На этой фразе она победно вытягивает руку вверх и, расплывшись в улыбке, откидывается на спинку кресла. «Я знала», – выговаривает шепотом, а затем поворачивается к нашему соседу слева и громко объявляет:

– Сорри, братишка. Эта птичка уже занята. Побагровев от смущения, прикрываю рукой трубку. Так и хочется сказать ей излюбленную фразу Карима: «Получишь по жопе». Я точно как-нибудь ее любимый белый лифчик со своим хиппи-свитером постираю.

– Передавай ей привет, – говорит Дан, пока я, соскочив с места, несусь к спасительной тишине туалета. – Значит, еще два дня… Хорошо.

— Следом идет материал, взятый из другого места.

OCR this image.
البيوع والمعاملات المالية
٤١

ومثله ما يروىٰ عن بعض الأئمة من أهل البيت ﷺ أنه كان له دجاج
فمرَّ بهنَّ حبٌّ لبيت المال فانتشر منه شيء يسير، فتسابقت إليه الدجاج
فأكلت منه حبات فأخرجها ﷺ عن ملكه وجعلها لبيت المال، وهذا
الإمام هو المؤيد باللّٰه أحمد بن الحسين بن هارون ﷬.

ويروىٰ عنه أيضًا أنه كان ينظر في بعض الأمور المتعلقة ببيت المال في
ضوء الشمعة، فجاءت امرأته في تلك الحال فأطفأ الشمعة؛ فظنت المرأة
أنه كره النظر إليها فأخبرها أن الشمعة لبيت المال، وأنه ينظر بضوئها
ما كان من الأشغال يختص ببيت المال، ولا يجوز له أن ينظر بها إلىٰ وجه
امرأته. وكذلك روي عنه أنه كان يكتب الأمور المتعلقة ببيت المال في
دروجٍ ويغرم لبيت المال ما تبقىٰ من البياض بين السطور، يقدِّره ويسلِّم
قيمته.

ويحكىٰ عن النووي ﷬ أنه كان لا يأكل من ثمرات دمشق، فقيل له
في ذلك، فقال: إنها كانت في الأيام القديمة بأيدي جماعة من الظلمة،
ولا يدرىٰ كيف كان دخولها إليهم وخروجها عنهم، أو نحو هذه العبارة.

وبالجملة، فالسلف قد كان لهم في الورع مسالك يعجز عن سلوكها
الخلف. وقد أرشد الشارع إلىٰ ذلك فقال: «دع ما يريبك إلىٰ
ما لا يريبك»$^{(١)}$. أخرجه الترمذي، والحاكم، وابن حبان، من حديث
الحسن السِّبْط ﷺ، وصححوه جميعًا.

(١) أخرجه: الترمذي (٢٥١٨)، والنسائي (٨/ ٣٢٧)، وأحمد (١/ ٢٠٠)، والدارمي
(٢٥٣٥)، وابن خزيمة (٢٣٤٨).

Ты по субботам тоже работаешь?

– Иногда бывает, – бормочу я, лавируя между столиками и попутно задаваясь вопросом, должна ли вообще на это отвечать. – Но нечасто.

– Вечер пятницы не располагает к утру субботы, это понятно. Сегодня куда-нибудь идешь?

Снова посещает ощущение, что все происходит не со мной. Для чего Дан это спрашивает? Исключено ведь… В смысле это точно исключено! И как перестать отвечать односложно? Дан разговаривает легко и многословно, а я так, будто мой лексикон строго ограничен, а к голове приставлен пистолет.

– Да не пугайся, красавица, – говорит он, по-своему расценив повисшую паузу. – Просто хотел узнать, будешь ли ты завтра в офисе. У меня встреча неподалеку, и я хотел посмотреть промежуточные правки, чтобы заранее знать, с чем твоя категоричная душа не согласна.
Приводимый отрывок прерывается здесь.